Update for October 13, 2020

Regulatory Update
 
The FDA granted GlycoMimetics’ rivipansel a Rare Pediatric Disease designation for the treatment of sickle cell disease.
 
The FDA’s Psychopharmacologic Drugs Advisory Committee and Drug Safety and Risk Management Advisory Committee met in a joint session to review ALKS 3831, a combination of samidorphan and olanzapine. The committees voted 16-1 that the combination would reduce weight gain, 13-3 with one abstention that the drug was safe and 11-6 for labeling proposed by Alkermes that recommends a contraindication against the use of ALKS 3831 in patients who are opioid-dependent or chronically using opioids.
 
Announced Research Updates
 
Amgen announced that in the 126 patient, Phase II part of the CodeBreak 100 trial, treatment with sotorasib resulted in an ORR similar to that seen in the Phase I part of the study in patients with KRAS G12C-mutant advanced NSCLC, who had failed a median of two prior lines of anti-cancer therapies.
 
Santhera discontinued the Phase III SIDEROS trial after an interim analysis found no improvement with idebenone at 18 months in forced vital capacity % predicted (FVC%p) in patients with Duchenne muscular dystrophy.

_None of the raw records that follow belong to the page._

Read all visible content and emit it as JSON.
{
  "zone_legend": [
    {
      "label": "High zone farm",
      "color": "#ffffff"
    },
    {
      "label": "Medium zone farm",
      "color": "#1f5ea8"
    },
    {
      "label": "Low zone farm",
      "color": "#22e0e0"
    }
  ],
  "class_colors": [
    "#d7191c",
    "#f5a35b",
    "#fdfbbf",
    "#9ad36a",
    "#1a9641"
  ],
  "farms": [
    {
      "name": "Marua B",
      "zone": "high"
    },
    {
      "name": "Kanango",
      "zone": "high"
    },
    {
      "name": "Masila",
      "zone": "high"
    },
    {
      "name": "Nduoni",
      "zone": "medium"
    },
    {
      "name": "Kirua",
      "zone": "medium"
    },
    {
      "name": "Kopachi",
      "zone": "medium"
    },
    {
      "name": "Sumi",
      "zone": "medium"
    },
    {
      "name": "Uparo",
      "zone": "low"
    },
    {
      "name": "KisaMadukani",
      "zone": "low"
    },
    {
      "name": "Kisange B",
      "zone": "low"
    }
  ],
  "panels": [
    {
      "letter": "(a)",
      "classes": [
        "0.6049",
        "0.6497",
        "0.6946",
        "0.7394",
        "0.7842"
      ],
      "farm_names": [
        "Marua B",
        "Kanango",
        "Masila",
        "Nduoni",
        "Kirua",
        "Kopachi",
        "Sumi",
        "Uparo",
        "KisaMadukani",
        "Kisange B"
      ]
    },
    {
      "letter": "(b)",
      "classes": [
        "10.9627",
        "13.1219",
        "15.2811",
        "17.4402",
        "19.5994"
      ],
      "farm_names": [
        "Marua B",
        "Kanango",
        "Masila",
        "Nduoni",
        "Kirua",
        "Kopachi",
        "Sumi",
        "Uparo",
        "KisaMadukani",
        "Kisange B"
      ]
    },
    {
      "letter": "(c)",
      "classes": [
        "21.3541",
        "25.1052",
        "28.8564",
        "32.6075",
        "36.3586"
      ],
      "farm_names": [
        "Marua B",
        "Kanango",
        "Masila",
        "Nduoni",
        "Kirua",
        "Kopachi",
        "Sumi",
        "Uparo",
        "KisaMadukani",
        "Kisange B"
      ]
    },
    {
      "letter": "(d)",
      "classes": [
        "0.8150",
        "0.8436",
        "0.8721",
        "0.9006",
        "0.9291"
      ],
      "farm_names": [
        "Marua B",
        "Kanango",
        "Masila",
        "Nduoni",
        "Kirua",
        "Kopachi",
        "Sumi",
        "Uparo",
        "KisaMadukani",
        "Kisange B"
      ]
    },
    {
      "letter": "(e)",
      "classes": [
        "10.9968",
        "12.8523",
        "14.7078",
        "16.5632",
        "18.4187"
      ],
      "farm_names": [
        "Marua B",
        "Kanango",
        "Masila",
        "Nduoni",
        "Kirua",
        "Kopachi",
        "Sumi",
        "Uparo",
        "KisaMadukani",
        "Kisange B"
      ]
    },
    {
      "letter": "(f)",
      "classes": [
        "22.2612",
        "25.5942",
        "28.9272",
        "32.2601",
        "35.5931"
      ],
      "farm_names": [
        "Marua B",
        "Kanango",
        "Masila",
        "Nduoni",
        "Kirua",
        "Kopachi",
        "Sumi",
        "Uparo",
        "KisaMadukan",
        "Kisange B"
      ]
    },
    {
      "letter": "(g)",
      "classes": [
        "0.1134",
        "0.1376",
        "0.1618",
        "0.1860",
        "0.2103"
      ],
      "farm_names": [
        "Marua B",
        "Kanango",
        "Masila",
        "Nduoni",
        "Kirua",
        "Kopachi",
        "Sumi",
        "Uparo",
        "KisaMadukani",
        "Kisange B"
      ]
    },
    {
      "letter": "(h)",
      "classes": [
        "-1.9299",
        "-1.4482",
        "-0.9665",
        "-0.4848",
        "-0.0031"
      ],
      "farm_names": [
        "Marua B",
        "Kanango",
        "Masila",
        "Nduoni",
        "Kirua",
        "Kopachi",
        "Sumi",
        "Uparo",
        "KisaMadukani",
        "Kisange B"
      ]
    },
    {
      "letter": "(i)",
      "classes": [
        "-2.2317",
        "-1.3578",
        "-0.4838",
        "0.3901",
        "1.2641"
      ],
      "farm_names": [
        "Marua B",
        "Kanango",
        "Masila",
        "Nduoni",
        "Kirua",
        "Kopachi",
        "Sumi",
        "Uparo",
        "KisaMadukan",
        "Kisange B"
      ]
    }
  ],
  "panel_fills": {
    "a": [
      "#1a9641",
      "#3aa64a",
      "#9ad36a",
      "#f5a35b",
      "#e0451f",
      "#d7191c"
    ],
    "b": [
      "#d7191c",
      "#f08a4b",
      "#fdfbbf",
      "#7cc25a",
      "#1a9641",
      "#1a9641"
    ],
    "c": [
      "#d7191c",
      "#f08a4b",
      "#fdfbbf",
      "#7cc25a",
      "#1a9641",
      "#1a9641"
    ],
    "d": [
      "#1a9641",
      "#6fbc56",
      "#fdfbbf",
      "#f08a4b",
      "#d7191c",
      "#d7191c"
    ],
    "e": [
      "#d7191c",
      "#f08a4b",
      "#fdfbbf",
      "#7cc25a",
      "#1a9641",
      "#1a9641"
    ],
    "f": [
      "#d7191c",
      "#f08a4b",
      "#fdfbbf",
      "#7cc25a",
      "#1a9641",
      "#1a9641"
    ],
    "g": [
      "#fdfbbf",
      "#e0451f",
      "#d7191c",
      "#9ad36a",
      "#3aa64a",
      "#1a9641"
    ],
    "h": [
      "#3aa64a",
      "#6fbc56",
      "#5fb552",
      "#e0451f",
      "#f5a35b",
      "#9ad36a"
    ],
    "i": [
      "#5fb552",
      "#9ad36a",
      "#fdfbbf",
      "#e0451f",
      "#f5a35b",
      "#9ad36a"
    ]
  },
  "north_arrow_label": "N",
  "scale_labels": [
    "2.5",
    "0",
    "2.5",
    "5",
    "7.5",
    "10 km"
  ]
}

Santhera pulled the MAA for idebenone and discontinued development after failure of the SIDEROS trial.
 
J&J announced 9-month interim data from a 10 patient, open-label, dose-escalation, Phase I/II trial, where treatment with AAV- RPGR resulted in an improvement in mean retinal sensitivity and central visual field progression rate in patients with X-linked retinitis pigmentosa (XLRP).
 
Peregrine announced that in a 36 patient, Phase II trial, treatment with bavituximab plus pembrolizumab resulted in an objective response rate of 19.4% in patients with advanced gastric or gastroesophageal junction cancer.
 
LSKB and Hengrui announced that in the 313 patient, Phase III, ACTIVE trial, treatment with apatinib plus gefitinib resulted in a progression-free survival of 13.7 months compared to 10.2 months with gefitinib alone in patients with non-small cell lung cancer.
 
Amgen, Cytokinetics and Servier announced that in the 20-week, 8,256 patient, Phase III, GALACTIC-HF trial, treatment with omecamtiv mecarbil reduced a composite endpoint of cardiovascular death or heart failure worsening compared to placebo in patients with heart failure with reduced ejection fraction (HFrEF).
 
Pfizer and Opko announced that in a 12-week, 44 patient, Phase III, open-label, crossover trial, once-weekly somatrogon injections improved the mean overall Life Interference total score compared to once-daily somatropin (8.63 vs 24.13 in pediatric patients with growth hormone deficiency.
 
Lilly announced that in a 40-week extension of the Phase II SERENITY trial, treatment with either intravenous or subcutaneous mirikizumab resulted in 59% of patients achieving a 50% reduction in their SES-CD score and 46% achieving PRO remission (stool frequency of 2.5 stools per day or less and abdominal pain no worse than baseline).
 
Published Research Updates
 
In the 6-week, 213 patient, Phase IIb, dose-ranging, CONDUCT trial, 21% of patients treated with two topical endoscopic administrations of the highest dose of cobitolimod (2 x 250 mg) achieved clinical remission compared to 7% with placebo in patients with refractory left-sided moderate to severe active ulcerative colitis. Three lower doses of cobitolimod (2 x 31 mg, 2 x 125 mg and 4 x 125 mg) did not achieve an improvement compared to placebo in the CONDUCT trial.
 
In a 127 patient, Phase II trial, treatment with icotinib plus radiotherapy resulted overall survival of 24 months compared to 16.3 months with radiotherapy alone in patients with esophageal squamous cell carcinoma.
 
In an 18-month, 96 patient, Phase II trial, 54% of patients treated with xevinapant plus cisplatin achieved locoregional control rate compared to 33% with placebo in patients with high-risk locally advanced squamous cell carcinoma of the head and neck. Debiopharm announced three-year results from the Phase II trial, where the overall survival rate with xevinapant was 66%, compared to 51% with placebo in the Phase II trial.
 
In the 48-week, 217 patient, Phase IIb, ENCORE-LF trial, emricasan did not improve all-cause mortality, reduce new decompensation events, improve the MELD-NA score or improve liver function compared to placebo in patients with decompensated NASH cirrhosis.